Republicans claim to care about the welfare of the people and of the country as a whole but after seven years of complaining about the ACA, they now are desperate to prevent public input into the legislation they cobbled together. Why is it always party before country with these people? Why the secrecy and the resistance to thorough and thoughtful analysis and examination of the elements of their alternative? What are they afraid of? Do they not hear the cries across the country from even their political base that =the replacement for the ACA is going to deprive millions of people of their health insurance in exchange for what … a tax credit? If the replacement bill is so good for everyone and consistent with Trump’s campaign promises, as he routinely claims, why are Republicans afraid to give the legislation full exposure to expert analysis?
It’s not that the Republican bill is completely without redeeming elements. Trump’s desire to allow create a single national marketplace for competition among insurance companies may be sound or at least worth an in-depth examination. If so, why not let that and other elements of the legislation be fully examined on the public record? Is there a gift to the insurance companies hiding in the complex economics of this legislation?
The almost certain answer to all these questions is that the Republicans want this legislation at all costs, regardless of the very high probability, if not certainty, that it will destroy so much of the health care on which many millions rely. Taken as a whole, which is what the Republicans are insisting on, the “replace” legislation is an outrageous attack against many of our most vulnerable citizens while conferring a huge tax break for the very well off. The Republicans claim it’s all about giving people more choice and avoiding government mandates. In other words, the real-world impacts don’t matter as long as the Republican philosophy of “individual choice” is the centerpiece of the new system.
Trump promised his supporters a cheaper health insurance system that would cover all the same people as the ACA, with more choices and at lower costs. This turns out to be just another lie. In fact, the Republican alternative will not cover millions who were covered under the ACA, it will not provide meaningful choices for millions whose new Republican-approved choice will only be “no insurance” and the costs will ultimately be infinite for those with no insurance and thus no access to essential health care services.
Along the way, the Republican alternative will defund Planned Parenthood. Republicans hate PP primarily because they believe it pays for abortions. So they want to take a financial meat ax to it … again in the name of Republican philosophy. Curiously, to put it mildly, it seems not to have occurred to the congressional Republicans that their core philosophy of avoiding government intervention in the lives of Americans is being used to justify telling women what they can and can’t do with their bodies, while Republican-dominated science-denying legislatures around the country obsess over which bathrooms transgender individuals use.

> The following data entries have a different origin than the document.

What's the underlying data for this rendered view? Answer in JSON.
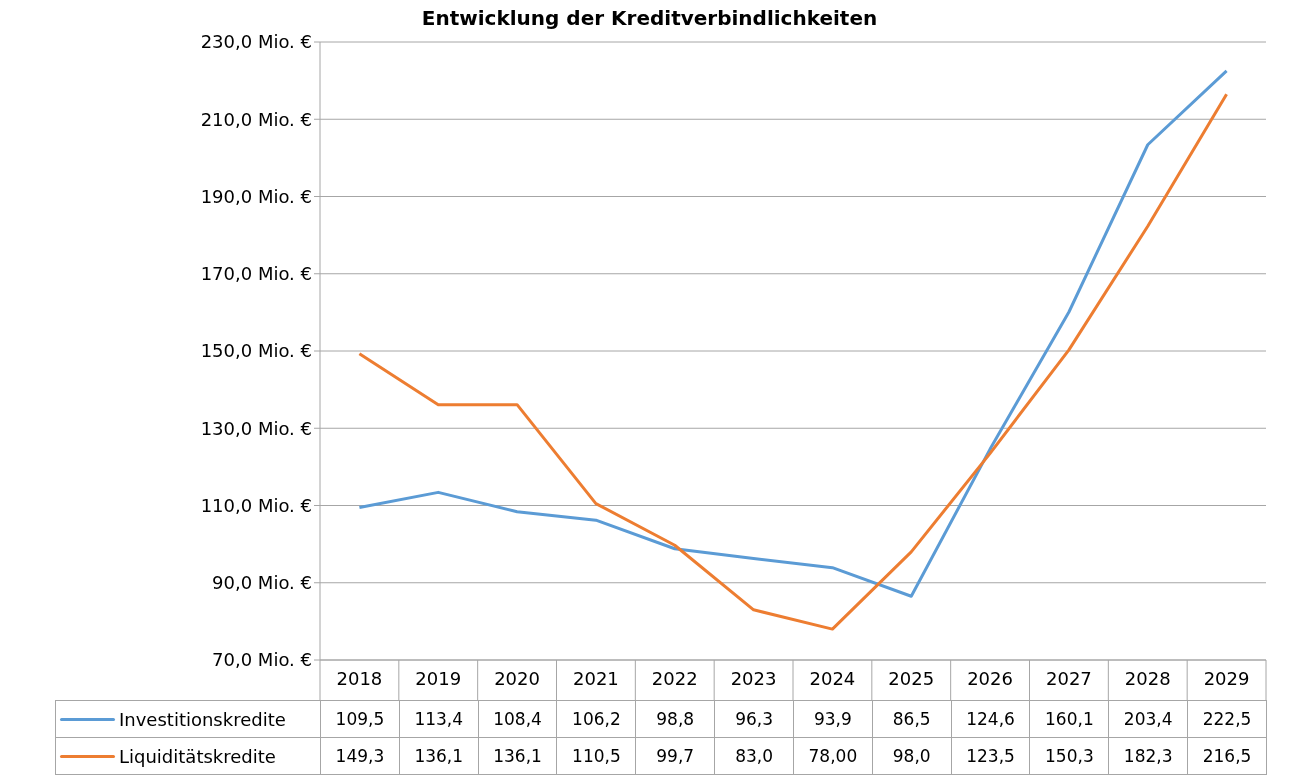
{
  "chart_data": {
    "type": "line",
    "title": "Entwicklung der Kreditverbindlichkeiten",
    "categories": [
      "2018",
      "2019",
      "2020",
      "2021",
      "2022",
      "2023",
      "2024",
      "2025",
      "2026",
      "2027",
      "2028",
      "2029"
    ],
    "series": [
      {
        "name": "Investitionskredite",
        "color": "#5b9bd5",
        "values": [
          109.5,
          113.4,
          108.4,
          106.2,
          98.8,
          96.3,
          93.9,
          86.5,
          124.6,
          160.1,
          203.4,
          222.5
        ],
        "value_labels": [
          "109,5",
          "113,4",
          "108,4",
          "106,2",
          "98,8",
          "96,3",
          "93,9",
          "86,5",
          "124,6",
          "160,1",
          "203,4",
          "222,5"
        ]
      },
      {
        "name": "Liquiditätskredite",
        "color": "#ed7d31",
        "values": [
          149.3,
          136.1,
          136.1,
          110.5,
          99.7,
          83.0,
          78.0,
          98.0,
          123.5,
          150.3,
          182.3,
          216.5
        ],
        "value_labels": [
          "149,3",
          "136,1",
          "136,1",
          "110,5",
          "99,7",
          "83,0",
          "78,00",
          "98,0",
          "123,5",
          "150,3",
          "182,3",
          "216,5"
        ]
      }
    ],
    "ylim": [
      70,
      230
    ],
    "yticks": [
      {
        "value": 70,
        "label": "70,0 Mio. €"
      },
      {
        "value": 90,
        "label": "90,0 Mio. €"
      },
      {
        "value": 110,
        "label": "110,0 Mio. €"
      },
      {
        "value": 130,
        "label": "130,0 Mio. €"
      },
      {
        "value": 150,
        "label": "150,0 Mio. €"
      },
      {
        "value": 170,
        "label": "170,0 Mio. €"
      },
      {
        "value": 190,
        "label": "190,0 Mio. €"
      },
      {
        "value": 210,
        "label": "210,0 Mio. €"
      },
      {
        "value": 230,
        "label": "230,0 Mio. €"
      }
    ],
    "grid": "y",
    "legend": "bottom",
    "marker": "none",
    "line_style": "solid"
  }
}
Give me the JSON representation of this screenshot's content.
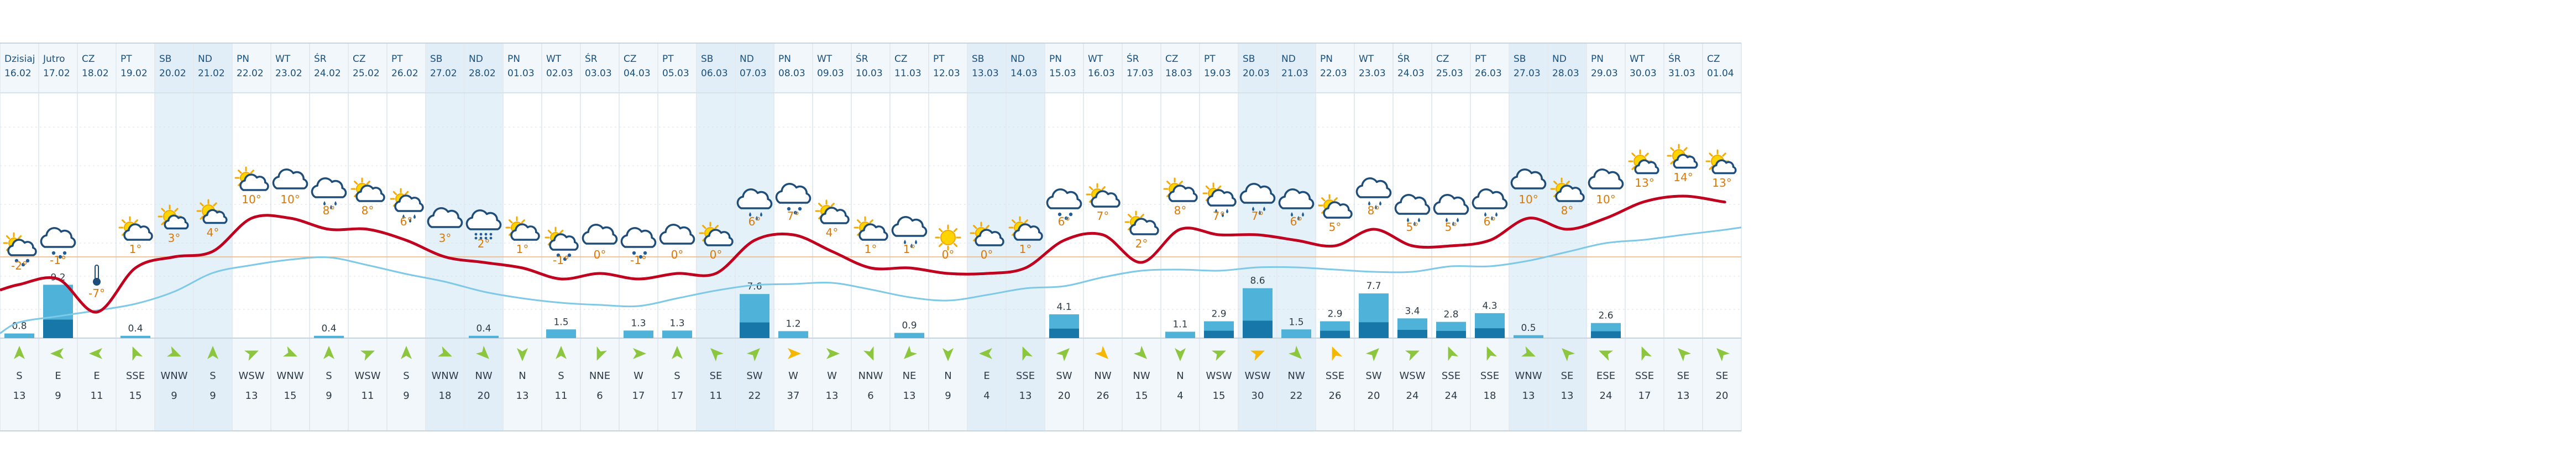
{
  "chart_data": {
    "type": "meteogram",
    "days": [
      {
        "day": "Dzisiaj",
        "date": "16.02",
        "temp": -2,
        "weather": "partly-cloudy-snow",
        "precip": 0.8,
        "wind_dir": "S",
        "wind_speed": 13,
        "weekend": false
      },
      {
        "day": "Jutro",
        "date": "17.02",
        "temp": -1,
        "weather": "cloud-snow",
        "precip": 9.2,
        "wind_dir": "E",
        "wind_speed": 9,
        "weekend": false
      },
      {
        "day": "CZ",
        "date": "18.02",
        "temp": -7,
        "weather": "cold-thermometer",
        "precip": 0,
        "wind_dir": "E",
        "wind_speed": 11,
        "weekend": false
      },
      {
        "day": "PT",
        "date": "19.02",
        "temp": 1,
        "weather": "partly-cloudy",
        "precip": 0.4,
        "wind_dir": "SSE",
        "wind_speed": 15,
        "weekend": false
      },
      {
        "day": "SB",
        "date": "20.02",
        "temp": 3,
        "weather": "sunny-cloud",
        "precip": 0,
        "wind_dir": "WNW",
        "wind_speed": 9,
        "weekend": true
      },
      {
        "day": "ND",
        "date": "21.02",
        "temp": 4,
        "weather": "sunny-cloud",
        "precip": 0,
        "wind_dir": "S",
        "wind_speed": 9,
        "weekend": true
      },
      {
        "day": "PN",
        "date": "22.02",
        "temp": 10,
        "weather": "partly-cloudy",
        "precip": 0,
        "wind_dir": "WSW",
        "wind_speed": 13,
        "weekend": false
      },
      {
        "day": "WT",
        "date": "23.02",
        "temp": 10,
        "weather": "cloudy",
        "precip": 0,
        "wind_dir": "WNW",
        "wind_speed": 15,
        "weekend": false
      },
      {
        "day": "ŚR",
        "date": "24.02",
        "temp": 8,
        "weather": "cloud-rain",
        "precip": 0.4,
        "wind_dir": "S",
        "wind_speed": 9,
        "weekend": false
      },
      {
        "day": "CZ",
        "date": "25.02",
        "temp": 8,
        "weather": "partly-cloudy",
        "precip": 0,
        "wind_dir": "WSW",
        "wind_speed": 11,
        "weekend": false
      },
      {
        "day": "PT",
        "date": "26.02",
        "temp": 6,
        "weather": "partly-cloudy-rain",
        "precip": 0,
        "wind_dir": "S",
        "wind_speed": 9,
        "weekend": false
      },
      {
        "day": "SB",
        "date": "27.02",
        "temp": 3,
        "weather": "cloudy",
        "precip": 0,
        "wind_dir": "WNW",
        "wind_speed": 18,
        "weekend": true
      },
      {
        "day": "ND",
        "date": "28.02",
        "temp": 2,
        "weather": "cloud-snow-heavy",
        "precip": 0.4,
        "wind_dir": "NW",
        "wind_speed": 20,
        "weekend": true
      },
      {
        "day": "PN",
        "date": "01.03",
        "temp": 1,
        "weather": "partly-cloudy",
        "precip": 0,
        "wind_dir": "N",
        "wind_speed": 13,
        "weekend": false
      },
      {
        "day": "WT",
        "date": "02.03",
        "temp": -1,
        "weather": "partly-cloudy-snow",
        "precip": 1.5,
        "wind_dir": "S",
        "wind_speed": 11,
        "weekend": false
      },
      {
        "day": "ŚR",
        "date": "03.03",
        "temp": 0,
        "weather": "cloudy",
        "precip": 0,
        "wind_dir": "NNE",
        "wind_speed": 6,
        "weekend": false
      },
      {
        "day": "CZ",
        "date": "04.03",
        "temp": -1,
        "weather": "cloud-snow",
        "precip": 1.3,
        "wind_dir": "W",
        "wind_speed": 17,
        "weekend": false
      },
      {
        "day": "PT",
        "date": "05.03",
        "temp": 0,
        "weather": "cloudy",
        "precip": 1.3,
        "wind_dir": "S",
        "wind_speed": 17,
        "weekend": false
      },
      {
        "day": "SB",
        "date": "06.03",
        "temp": 0,
        "weather": "partly-cloudy",
        "precip": 0,
        "wind_dir": "SE",
        "wind_speed": 11,
        "weekend": true
      },
      {
        "day": "ND",
        "date": "07.03",
        "temp": 6,
        "weather": "cloud-rain",
        "precip": 7.6,
        "wind_dir": "SW",
        "wind_speed": 22,
        "weekend": true
      },
      {
        "day": "PN",
        "date": "08.03",
        "temp": 7,
        "weather": "cloud-snow",
        "precip": 1.2,
        "wind_dir": "W",
        "wind_speed": 37,
        "weekend": false
      },
      {
        "day": "WT",
        "date": "09.03",
        "temp": 4,
        "weather": "partly-cloudy",
        "precip": 0,
        "wind_dir": "W",
        "wind_speed": 13,
        "weekend": false
      },
      {
        "day": "ŚR",
        "date": "10.03",
        "temp": 1,
        "weather": "partly-cloudy",
        "precip": 0,
        "wind_dir": "NNW",
        "wind_speed": 6,
        "weekend": false
      },
      {
        "day": "CZ",
        "date": "11.03",
        "temp": 1,
        "weather": "cloud-rain",
        "precip": 0.9,
        "wind_dir": "NE",
        "wind_speed": 13,
        "weekend": false
      },
      {
        "day": "PT",
        "date": "12.03",
        "temp": 0,
        "weather": "sunny",
        "precip": 0,
        "wind_dir": "N",
        "wind_speed": 9,
        "weekend": false
      },
      {
        "day": "SB",
        "date": "13.03",
        "temp": 0,
        "weather": "partly-cloudy",
        "precip": 0,
        "wind_dir": "E",
        "wind_speed": 4,
        "weekend": true
      },
      {
        "day": "ND",
        "date": "14.03",
        "temp": 1,
        "weather": "partly-cloudy",
        "precip": 0,
        "wind_dir": "SSE",
        "wind_speed": 13,
        "weekend": true
      },
      {
        "day": "PN",
        "date": "15.03",
        "temp": 6,
        "weather": "cloud-snow",
        "precip": 4.1,
        "wind_dir": "SW",
        "wind_speed": 20,
        "weekend": false
      },
      {
        "day": "WT",
        "date": "16.03",
        "temp": 7,
        "weather": "partly-cloudy",
        "precip": 0,
        "wind_dir": "NW",
        "wind_speed": 26,
        "weekend": false
      },
      {
        "day": "ŚR",
        "date": "17.03",
        "temp": 2,
        "weather": "partly-cloudy",
        "precip": 0,
        "wind_dir": "NW",
        "wind_speed": 15,
        "weekend": false
      },
      {
        "day": "CZ",
        "date": "18.03",
        "temp": 8,
        "weather": "partly-cloudy",
        "precip": 1.1,
        "wind_dir": "N",
        "wind_speed": 4,
        "weekend": false
      },
      {
        "day": "PT",
        "date": "19.03",
        "temp": 7,
        "weather": "partly-cloudy-rain",
        "precip": 2.9,
        "wind_dir": "WSW",
        "wind_speed": 15,
        "weekend": false
      },
      {
        "day": "SB",
        "date": "20.03",
        "temp": 7,
        "weather": "cloud-rain",
        "precip": 8.6,
        "wind_dir": "WSW",
        "wind_speed": 30,
        "weekend": true
      },
      {
        "day": "ND",
        "date": "21.03",
        "temp": 6,
        "weather": "cloud-rain",
        "precip": 1.5,
        "wind_dir": "NW",
        "wind_speed": 22,
        "weekend": true
      },
      {
        "day": "PN",
        "date": "22.03",
        "temp": 5,
        "weather": "partly-cloudy",
        "precip": 2.9,
        "wind_dir": "SSE",
        "wind_speed": 26,
        "weekend": false
      },
      {
        "day": "WT",
        "date": "23.03",
        "temp": 8,
        "weather": "cloud-rain",
        "precip": 7.7,
        "wind_dir": "SW",
        "wind_speed": 20,
        "weekend": false
      },
      {
        "day": "ŚR",
        "date": "24.03",
        "temp": 5,
        "weather": "cloud-rain",
        "precip": 3.4,
        "wind_dir": "WSW",
        "wind_speed": 24,
        "weekend": false
      },
      {
        "day": "CZ",
        "date": "25.03",
        "temp": 5,
        "weather": "cloud-rain",
        "precip": 2.8,
        "wind_dir": "SSE",
        "wind_speed": 24,
        "weekend": false
      },
      {
        "day": "PT",
        "date": "26.03",
        "temp": 6,
        "weather": "cloud-rain",
        "precip": 4.3,
        "wind_dir": "SSE",
        "wind_speed": 18,
        "weekend": false
      },
      {
        "day": "SB",
        "date": "27.03",
        "temp": 10,
        "weather": "cloudy",
        "precip": 0.5,
        "wind_dir": "WNW",
        "wind_speed": 13,
        "weekend": true
      },
      {
        "day": "ND",
        "date": "28.03",
        "temp": 8,
        "weather": "partly-cloudy",
        "precip": 0,
        "wind_dir": "SE",
        "wind_speed": 13,
        "weekend": true
      },
      {
        "day": "PN",
        "date": "29.03",
        "temp": 10,
        "weather": "cloudy",
        "precip": 2.6,
        "wind_dir": "ESE",
        "wind_speed": 24,
        "weekend": false
      },
      {
        "day": "WT",
        "date": "30.03",
        "temp": 13,
        "weather": "sunny-cloud",
        "precip": 0,
        "wind_dir": "SSE",
        "wind_speed": 17,
        "weekend": false
      },
      {
        "day": "ŚR",
        "date": "31.03",
        "temp": 14,
        "weather": "sunny-cloud",
        "precip": 0,
        "wind_dir": "SE",
        "wind_speed": 13,
        "weekend": false
      },
      {
        "day": "CZ",
        "date": "01.04",
        "temp": 13,
        "weather": "sunny-cloud",
        "precip": 0,
        "wind_dir": "SE",
        "wind_speed": 20,
        "weekend": false
      }
    ],
    "colors": {
      "temp_line": "#c0001e",
      "aux_line": "#7ec8e8",
      "bar": "#4fb2d8",
      "bar_dark": "#1777a8",
      "weekend_bg": "#e4f1f9",
      "header_bg": "#f2f7fb",
      "grid": "#e3eaf0",
      "label_temp": "#e07800",
      "arrow": "#8cc63e",
      "arrow_strong": "#f5b800"
    }
  }
}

It is a fair conclusion that the Republican approach to health insurance is going to result in denial of critical health care to large numbers of Americans and deaths will result … deaths that could have been avoided. Yes, the Republicans are moving very fast to get rid of Obamacare and in the process are signing death warrants for many vulnerable Americans.
<> It didn’t “turn out” to be a lie. It was a lie from Day One and everybody knew it. But some people would rather hear a pretty lie than an ugly truth.
I understand your point and, to the extent it suggests Trump was complicit in the Republican deceit, I completely agree. I used the future tense only because, at the time Trump made his “promise” about coverage and costs, we had not seen the legislation.